Description
Monsters crawl out of their burrows – 2009
Can children know the nature of life and death? Are their ”little” problems, experienced almost daily, as difficult as those of the adult world? Is it worth leaning into children’s fear, but also humour and energy? A loud, bold ‘YES’ can be heard on the album by Joszek Beard and the band Dzieci z Broda.
Joszko Broda invited Polish musicians to join the project – Wojciech Waglewski (guitar), Arkadiusz Skolik (drums), Cezary Paciorek (accordion), as well as the Hungarian Róka Szabolcs (eight-stringed bagpipe) and the German Loka Richter (bass guitar). Joszek’s ethnic instruments were also in evidence. The children’s lively singing along with the lively music can make you dance to the rhythm of the oberek, mazurka, krakowiak, tango, polka and waltz. When needed, the sweet harmony and warm words you hear at bedtime from your mother’s lips will lull the biggest troublemaker to sleep.
Just as children know how to sing, musicians know how to play music, Debora Broda has once again shown that she knows how to write lyrics. It is she, who has always been associated with the world of children, who has written all the words and who has also written the melodies of some of the songs. She masterfully infuses the poetry for the youngest with the prose of their lives. Among the fairy tales, the non-syllables, we find no ‘lamb’ but ‘untamed and utterly wild’ monsters. All ends well, because “Ninety-nine/ It’s not a hundred yet/ Don’t be afraid!/ In the world, evil will not prevail”. Joszko Broda himself emphasises in an interview with ‘La Salette’: “We wanted to show the direction for a healthy society, where a child needs parents, siblings, where boys and girls are different and have a different role to play in life, where children make a mess, clean up and then listen to a lullaby, where a person is convinced that Heaven is waiting for them after death.”

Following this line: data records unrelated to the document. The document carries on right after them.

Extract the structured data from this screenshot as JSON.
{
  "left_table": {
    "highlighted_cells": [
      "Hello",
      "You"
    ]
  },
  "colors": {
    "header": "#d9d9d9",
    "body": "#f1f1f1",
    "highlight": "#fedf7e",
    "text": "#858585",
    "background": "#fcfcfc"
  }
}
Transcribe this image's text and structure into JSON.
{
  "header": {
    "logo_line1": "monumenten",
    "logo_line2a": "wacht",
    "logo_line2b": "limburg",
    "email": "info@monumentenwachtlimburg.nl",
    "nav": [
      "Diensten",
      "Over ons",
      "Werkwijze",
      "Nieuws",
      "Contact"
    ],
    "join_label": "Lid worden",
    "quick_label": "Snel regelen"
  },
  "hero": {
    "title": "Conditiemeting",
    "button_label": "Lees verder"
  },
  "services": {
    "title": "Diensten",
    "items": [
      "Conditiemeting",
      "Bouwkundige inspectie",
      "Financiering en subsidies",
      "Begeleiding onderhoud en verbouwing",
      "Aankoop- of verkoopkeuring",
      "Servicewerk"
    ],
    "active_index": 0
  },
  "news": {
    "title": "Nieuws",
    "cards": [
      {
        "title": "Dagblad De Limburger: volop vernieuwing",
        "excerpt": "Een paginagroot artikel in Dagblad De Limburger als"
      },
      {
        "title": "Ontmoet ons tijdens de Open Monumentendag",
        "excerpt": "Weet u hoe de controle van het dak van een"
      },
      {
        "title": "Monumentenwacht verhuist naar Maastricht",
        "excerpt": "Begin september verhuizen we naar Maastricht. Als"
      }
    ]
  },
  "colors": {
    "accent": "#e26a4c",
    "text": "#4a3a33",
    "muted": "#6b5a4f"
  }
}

The fifth album by the Bearded Children is a wonderful combination of a deep message with childlike carefreeness and madness; music inspired by mature folk, rock and jazz with lyrics that everyone can understand. A great addition to the fun here or a pretext for serious conversations with children who, like us adults, want to embrace the ‘land that doesn’t fit in the head’.